I turn onto Hollywood Blvd. and spot a twelve-year-old kid with headphones like earmuffs jogging, red-faced, down the sidewalk, followed a block later by his chubby, aging father, who struggles to keep up.  I recognize that I am now closer in age to the father than to the son.  I got carded when I purchased cigarettes yesterday.

Jim Dickens plays “Ain’t Nothin’ Like the Blues” – his telecaster snaps back in anger, but he keeps beating it down; mean, and sultry.  It reminds me of a song by a band that used to play at the Whiskey – a racous epic having to do with L.A. women and how her hills are filled with fire.

Given the heat, I decide to close the venetian blinds in my apartment, smoke a cigarette and play Fallout 3 until it cools off outside.

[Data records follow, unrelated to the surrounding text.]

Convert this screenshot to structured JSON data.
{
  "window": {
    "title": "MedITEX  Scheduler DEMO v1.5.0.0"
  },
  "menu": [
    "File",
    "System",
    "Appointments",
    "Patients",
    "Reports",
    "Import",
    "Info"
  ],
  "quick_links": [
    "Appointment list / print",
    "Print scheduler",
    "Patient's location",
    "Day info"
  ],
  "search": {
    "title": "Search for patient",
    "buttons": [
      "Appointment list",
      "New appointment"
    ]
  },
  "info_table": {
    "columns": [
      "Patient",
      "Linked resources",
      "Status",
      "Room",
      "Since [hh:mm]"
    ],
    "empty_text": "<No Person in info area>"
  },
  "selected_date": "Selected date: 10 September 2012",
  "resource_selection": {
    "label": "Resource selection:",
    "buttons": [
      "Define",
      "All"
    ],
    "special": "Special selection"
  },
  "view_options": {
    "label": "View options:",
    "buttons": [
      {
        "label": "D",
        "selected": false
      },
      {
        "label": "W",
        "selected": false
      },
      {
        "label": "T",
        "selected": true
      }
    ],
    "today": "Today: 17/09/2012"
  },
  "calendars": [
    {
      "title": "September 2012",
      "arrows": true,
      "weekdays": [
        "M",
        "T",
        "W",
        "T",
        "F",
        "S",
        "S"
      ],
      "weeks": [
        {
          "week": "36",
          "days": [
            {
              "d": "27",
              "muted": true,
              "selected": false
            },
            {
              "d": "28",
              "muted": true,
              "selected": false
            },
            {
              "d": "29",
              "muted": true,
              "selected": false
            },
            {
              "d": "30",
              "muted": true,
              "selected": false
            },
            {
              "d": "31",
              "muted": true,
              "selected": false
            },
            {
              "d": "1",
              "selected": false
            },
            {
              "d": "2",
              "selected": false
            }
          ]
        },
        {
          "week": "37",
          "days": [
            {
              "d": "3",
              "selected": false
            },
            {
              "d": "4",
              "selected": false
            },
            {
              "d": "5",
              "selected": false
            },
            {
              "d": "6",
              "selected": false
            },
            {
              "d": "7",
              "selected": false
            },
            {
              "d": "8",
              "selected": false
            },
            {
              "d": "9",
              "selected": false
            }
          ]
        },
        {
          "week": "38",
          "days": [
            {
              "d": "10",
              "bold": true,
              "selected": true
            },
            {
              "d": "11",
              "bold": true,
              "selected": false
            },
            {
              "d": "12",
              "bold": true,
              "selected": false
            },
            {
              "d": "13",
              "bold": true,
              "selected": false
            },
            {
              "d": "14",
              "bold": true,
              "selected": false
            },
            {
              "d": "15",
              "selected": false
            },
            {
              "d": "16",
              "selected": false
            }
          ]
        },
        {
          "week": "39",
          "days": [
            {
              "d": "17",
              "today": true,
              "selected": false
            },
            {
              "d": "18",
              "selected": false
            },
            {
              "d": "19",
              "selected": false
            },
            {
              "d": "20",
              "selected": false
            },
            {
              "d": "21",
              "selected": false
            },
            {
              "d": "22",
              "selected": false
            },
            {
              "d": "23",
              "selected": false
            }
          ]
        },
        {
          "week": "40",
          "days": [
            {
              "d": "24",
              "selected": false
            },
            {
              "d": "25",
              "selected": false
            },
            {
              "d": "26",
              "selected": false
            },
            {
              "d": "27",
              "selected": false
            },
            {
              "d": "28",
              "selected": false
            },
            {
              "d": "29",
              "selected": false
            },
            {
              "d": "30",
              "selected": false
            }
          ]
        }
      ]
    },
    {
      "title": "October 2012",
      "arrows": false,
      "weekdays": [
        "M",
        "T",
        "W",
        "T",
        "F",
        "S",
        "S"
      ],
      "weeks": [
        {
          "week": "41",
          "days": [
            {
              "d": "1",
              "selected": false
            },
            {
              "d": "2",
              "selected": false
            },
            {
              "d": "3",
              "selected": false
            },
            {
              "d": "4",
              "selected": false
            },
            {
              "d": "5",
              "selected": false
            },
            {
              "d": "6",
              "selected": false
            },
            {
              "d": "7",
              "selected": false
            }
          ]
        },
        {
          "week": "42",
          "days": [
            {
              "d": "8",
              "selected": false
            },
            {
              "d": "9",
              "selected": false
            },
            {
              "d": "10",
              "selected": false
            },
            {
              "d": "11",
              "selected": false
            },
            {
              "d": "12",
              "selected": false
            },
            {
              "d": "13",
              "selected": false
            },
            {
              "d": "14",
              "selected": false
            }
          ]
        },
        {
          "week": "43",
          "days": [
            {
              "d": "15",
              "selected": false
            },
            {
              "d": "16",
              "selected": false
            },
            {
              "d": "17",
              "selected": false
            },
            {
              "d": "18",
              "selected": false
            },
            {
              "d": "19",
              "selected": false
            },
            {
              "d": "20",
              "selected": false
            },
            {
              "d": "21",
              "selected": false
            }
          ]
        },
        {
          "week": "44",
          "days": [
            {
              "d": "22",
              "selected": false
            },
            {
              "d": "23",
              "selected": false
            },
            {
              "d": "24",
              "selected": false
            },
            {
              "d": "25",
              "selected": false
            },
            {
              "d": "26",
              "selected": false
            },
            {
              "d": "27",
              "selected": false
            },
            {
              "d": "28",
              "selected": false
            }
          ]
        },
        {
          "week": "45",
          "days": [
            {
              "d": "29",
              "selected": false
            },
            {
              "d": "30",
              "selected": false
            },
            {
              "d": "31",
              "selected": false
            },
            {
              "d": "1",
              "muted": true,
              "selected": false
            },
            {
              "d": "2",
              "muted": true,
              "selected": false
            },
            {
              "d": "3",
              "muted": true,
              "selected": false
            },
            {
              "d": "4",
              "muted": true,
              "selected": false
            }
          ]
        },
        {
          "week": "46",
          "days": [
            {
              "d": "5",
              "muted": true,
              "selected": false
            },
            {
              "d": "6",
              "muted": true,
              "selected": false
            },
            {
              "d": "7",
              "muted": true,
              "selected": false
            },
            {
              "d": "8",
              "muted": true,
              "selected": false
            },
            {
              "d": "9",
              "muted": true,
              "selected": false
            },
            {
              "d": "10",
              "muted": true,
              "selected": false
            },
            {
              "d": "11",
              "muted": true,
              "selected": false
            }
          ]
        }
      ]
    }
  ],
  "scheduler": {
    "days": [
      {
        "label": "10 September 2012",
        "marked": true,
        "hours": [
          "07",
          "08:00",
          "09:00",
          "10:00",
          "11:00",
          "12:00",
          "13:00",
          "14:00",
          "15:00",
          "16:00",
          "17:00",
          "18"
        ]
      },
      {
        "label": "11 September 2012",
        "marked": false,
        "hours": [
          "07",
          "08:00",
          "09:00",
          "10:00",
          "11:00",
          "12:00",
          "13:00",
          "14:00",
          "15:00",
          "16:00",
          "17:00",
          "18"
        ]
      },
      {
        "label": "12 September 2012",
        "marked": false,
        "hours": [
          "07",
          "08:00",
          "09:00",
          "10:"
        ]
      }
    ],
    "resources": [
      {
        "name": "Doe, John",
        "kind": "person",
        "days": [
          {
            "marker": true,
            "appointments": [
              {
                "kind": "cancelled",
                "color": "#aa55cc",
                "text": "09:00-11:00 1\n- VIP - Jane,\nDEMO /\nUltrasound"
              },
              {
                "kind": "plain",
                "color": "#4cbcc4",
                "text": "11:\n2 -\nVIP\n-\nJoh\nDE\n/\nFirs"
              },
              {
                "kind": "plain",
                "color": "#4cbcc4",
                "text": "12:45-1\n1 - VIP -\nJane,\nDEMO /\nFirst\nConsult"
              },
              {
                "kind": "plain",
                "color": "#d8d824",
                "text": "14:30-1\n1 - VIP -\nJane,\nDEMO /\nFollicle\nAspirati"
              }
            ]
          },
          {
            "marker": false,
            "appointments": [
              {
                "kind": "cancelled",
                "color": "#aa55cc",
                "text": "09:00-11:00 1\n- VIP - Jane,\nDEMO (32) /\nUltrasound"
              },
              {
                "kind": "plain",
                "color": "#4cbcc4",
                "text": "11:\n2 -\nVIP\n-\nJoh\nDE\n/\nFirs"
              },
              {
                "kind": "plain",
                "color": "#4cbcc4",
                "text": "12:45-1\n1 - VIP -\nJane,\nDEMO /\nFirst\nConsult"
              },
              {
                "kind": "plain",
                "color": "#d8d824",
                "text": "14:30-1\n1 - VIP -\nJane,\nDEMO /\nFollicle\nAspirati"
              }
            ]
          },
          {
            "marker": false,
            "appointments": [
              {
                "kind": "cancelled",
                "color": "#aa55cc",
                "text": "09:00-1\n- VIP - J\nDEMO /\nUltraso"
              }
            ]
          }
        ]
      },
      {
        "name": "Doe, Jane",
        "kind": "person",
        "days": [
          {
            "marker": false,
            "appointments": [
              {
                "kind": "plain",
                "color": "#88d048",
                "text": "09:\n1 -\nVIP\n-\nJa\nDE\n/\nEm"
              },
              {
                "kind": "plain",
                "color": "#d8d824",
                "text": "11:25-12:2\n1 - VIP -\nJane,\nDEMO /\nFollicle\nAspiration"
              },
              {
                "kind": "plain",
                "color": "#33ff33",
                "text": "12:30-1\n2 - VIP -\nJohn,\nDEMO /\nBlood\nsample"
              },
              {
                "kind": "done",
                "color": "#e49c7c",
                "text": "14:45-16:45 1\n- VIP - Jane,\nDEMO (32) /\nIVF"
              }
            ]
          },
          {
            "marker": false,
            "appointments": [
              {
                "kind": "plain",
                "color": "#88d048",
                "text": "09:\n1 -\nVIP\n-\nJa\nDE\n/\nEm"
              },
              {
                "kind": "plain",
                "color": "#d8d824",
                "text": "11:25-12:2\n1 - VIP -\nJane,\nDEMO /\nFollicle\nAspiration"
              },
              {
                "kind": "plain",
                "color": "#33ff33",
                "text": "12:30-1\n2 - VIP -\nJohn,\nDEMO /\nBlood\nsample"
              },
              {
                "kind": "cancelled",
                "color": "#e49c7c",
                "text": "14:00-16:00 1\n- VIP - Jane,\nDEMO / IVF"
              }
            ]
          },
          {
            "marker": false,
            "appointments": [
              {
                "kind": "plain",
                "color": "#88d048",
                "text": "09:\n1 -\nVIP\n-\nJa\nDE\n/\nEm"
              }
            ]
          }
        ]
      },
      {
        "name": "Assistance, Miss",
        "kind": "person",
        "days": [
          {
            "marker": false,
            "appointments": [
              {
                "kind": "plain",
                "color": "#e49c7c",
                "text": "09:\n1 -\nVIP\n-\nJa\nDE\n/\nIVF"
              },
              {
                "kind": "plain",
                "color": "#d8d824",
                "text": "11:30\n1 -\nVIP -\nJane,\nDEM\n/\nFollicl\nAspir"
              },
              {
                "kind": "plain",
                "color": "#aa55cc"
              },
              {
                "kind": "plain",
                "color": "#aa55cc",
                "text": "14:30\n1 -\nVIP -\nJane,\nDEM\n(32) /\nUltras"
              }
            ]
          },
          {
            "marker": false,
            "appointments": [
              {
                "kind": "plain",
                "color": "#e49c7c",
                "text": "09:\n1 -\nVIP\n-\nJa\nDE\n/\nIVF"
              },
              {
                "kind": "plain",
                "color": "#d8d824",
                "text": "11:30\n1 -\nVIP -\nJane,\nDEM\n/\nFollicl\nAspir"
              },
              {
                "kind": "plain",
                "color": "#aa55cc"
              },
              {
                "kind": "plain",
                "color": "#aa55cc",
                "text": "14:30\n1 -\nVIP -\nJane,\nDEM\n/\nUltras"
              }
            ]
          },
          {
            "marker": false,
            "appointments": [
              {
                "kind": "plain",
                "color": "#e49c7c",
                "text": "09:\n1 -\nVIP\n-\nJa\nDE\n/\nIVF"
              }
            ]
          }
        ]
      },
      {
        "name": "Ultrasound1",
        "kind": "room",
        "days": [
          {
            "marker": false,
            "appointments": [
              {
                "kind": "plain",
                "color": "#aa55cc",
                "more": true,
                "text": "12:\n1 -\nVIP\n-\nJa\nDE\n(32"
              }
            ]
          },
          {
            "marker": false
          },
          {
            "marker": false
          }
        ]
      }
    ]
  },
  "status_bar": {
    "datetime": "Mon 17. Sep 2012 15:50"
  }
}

Will Wright, the genius behind the SimCity/Sims Online franchise is on year who knows what of developing Spore – a profoundly complex AI engine that looks like a cross between Playdough and Lego Mindstorm on the surface. This is not by accident – when I saw Mr Wright speak at the Banff Media Conference several years back, he confided that one of the things that most influences his game design is Japanese zen gardens – the idea that though the landscape has been radically altered, dozens of iterations later it appears as though it had always been that way.

Spore is about building new organisms, or a combination of organisms from the uni-celled beginning to complex space colony end.

Sims is about moving virtual Barbie dolls around and seeing how they feel about each other and themselves. You can not micro-manage them, only give them subtle catalysts to work from.

But there is also another kind of playing God that doesn’t have any game-designer objective behind it. That is the merge between old terra-forming software like Bryce 3D and map-making for gamers who love first-person shooters.

I am hacker when it comes to playing games – most gamers are – we like to see what we can can break about it before we commit to finishing it. Even Will Wright admitted this; the first thing kids do when they encounter a new game is figure out what the limits are – can you walk off the path, flip upside down, self-destruct, kill others, etc. This is how we learn the laws of its universe.

When I used to play Everquest – I had no interest in actually questing – I was more curious about using it as my new instant messeger. I would meet people in Qeynos and we would wander over to a willow tree I had found and chat. The game for me was to see how long I could engage total strangers in stimulating conversation, enjoying the vistas, without ever having to kill anything. Why does that almost sound creepy?

So you can imagine my interest when I see a map-maker become available in a first-person shooter like Ubisoft’s Far Cry 2. Check out this vid:

I have little to no interest in shooting anyone. But I have a lot of interest in creating landscapes that I can walk through – not as some omniscient invisible Arrow Key Monster checking out my Thomas Kincaid wannabe digi-art (a la Bryce) but rather as a developed avatar with rich 3D, ray-tracing and texture on a next-gen console.

Halo 3 also worked towards this with its Forge software. And Bethesda’s Obilvion on a PC is simply a dream for world-building – there are currently over 4500 modifications online created by user that you can implement into the world and see how it unfolds. Not all the mods work together, and many are redundant in ways that prove disastrous to running the game without a crash – but when you get the combination just right, you can get a near-cinematic experience with endless variation that has no time limit and no rules. My girlfriend and I use to play with a hyper modded Oblivion and then go out to a garden and comment on how much nature looked like the game.

And if you were to believe Plato. or the Baghavad Gita’s discussions of maya – then you would recognize this is hardly a new idea.